In this administrative case, the patentee, a Canadian citizen, alleged that the respondent was selling "bathtub chairs" infringing his design patent on a famous e-platform. The patentee requested an immediate order to cease manufacturing, selling, and offering for sale of the infringing products.
The AMR, based on the existing evidence provided by the applicant, as well as the preliminary investigation carried out by itself, issued an administrative injunction ex officio, ordering the respondent to cease the infringing acts instantly. The AMR, in the subsequent substantive proceedings, determined in the administrative ruling that the respondent had infringed the applicant's design patent.
3. Implications for IP owners in China
(1) Expedite the cessation of infringing activities
The development of act preservation orders provides rights holders with the means to swiftly undertake measures to halt ongoing acts of IP infringement.
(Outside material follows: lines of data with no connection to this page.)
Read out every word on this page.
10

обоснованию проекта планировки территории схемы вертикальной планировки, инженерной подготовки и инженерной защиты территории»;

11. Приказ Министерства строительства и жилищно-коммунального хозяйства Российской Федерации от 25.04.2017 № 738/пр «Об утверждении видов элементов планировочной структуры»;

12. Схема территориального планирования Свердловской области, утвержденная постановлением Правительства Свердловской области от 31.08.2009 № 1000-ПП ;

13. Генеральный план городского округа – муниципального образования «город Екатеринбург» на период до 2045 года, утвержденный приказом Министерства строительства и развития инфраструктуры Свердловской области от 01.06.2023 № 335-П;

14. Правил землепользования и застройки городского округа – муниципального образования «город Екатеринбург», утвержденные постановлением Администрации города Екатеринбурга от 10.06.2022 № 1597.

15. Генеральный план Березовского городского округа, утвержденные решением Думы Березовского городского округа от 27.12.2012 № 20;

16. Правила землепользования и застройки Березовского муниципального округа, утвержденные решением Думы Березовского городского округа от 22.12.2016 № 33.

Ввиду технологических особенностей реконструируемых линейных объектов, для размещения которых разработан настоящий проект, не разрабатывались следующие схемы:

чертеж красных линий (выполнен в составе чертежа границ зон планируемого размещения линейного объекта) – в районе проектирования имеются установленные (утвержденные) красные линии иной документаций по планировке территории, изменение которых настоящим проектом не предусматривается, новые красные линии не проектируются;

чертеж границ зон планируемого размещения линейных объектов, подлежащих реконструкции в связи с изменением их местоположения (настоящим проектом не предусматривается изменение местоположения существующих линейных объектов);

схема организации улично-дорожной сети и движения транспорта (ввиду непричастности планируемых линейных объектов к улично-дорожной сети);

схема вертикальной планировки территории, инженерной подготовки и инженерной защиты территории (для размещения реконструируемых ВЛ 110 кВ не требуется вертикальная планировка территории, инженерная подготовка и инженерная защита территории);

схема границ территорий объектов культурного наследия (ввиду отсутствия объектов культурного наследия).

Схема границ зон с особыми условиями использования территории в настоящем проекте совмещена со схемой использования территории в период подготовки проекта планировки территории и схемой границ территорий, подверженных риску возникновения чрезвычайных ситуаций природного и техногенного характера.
Through the pursuit of act preservation orders or administrative interim injunctions, rights holders can effectively mitigate the perpetuation of harm to their interests resulting from IP infringement.
It is of importance for rights holders to promptly collaborate with proficient legal practitioners to comprehend the requisites and protocols governing the application process for act preservation orders, so as to be able to react quickly in the event of an IP infringement.
(2) Proper management of relevant evidence
Applications for act preservation orders commonly necessitate rights holders to furnish substantial evidence and information substantiating their claims. Consequently, it is imperative for rights holders to adeptly gather and preserve pertinent evidence, encompassing IP certificates such as patents, trademarks, or copyrights, alongside evidence attesting to the popularity of the brand, sales data pertaining to the purportedly infringing products, communication records with online platforms and/or alleged infringers, and other relevant documentation.
The meticulous preservation of evidence plays a pivotal role in fortifying the grounds for the application and enhancing the prospects of a favourable outcome.
(3) Strengthening IP management and monitoring
Rights holders should bolster their management and surveillance of IP rights. This entails conducting regular assessments and updates of their IPR portfolio to ensure the efficacy and breadth of protection.
Additionally, proactive market monitoring should be undertaken, coupled with fostering close relationships with pertinent industries and organisations to acquire timely intelligence on infringements and facilitate swift response measures to safeguard the IP rights.
Based on the foregoing, the development of interim injunction (in various forms) in China has bestowed upon IP owners a more formidable instrument for asserting their IP rights. Looking forward, it is foreseeable that the utilisation of interim injunction as a deterrent against online IP infringements will persistently progress in China. As a result, we shall remain diligently attentive to the forthcoming trends and fluctuations within the intricate framework of IP protection in China.
For more information, or to discuss any of the points raised in this article, contact Ivy Liang.
 The Provisions set out below factors that should be satisfied for granting an act preservation order:
(a) whether the applicant's request has factual basis and legal basis (i.e. the factor of likelihood of success on the merits);
(b) whether the failure to grant such an order will cause the legitimate rights and interests of the applicant to suffer irreparable damage or will cause difficulty in enforcement of the court's substantive ruling (i.e. the factor or irrevocable damage);
(c) whether the damage suffered by the applicant as a result of the failure to enforce the order will exceed the damage suffered by the respondent as a result of enforcement of order (i.e. the factor of balance of interests);
(d) whether the enforcement of order will compromise public interest (i.e. the factor of public interest); and,
(e) any other factors to be considered.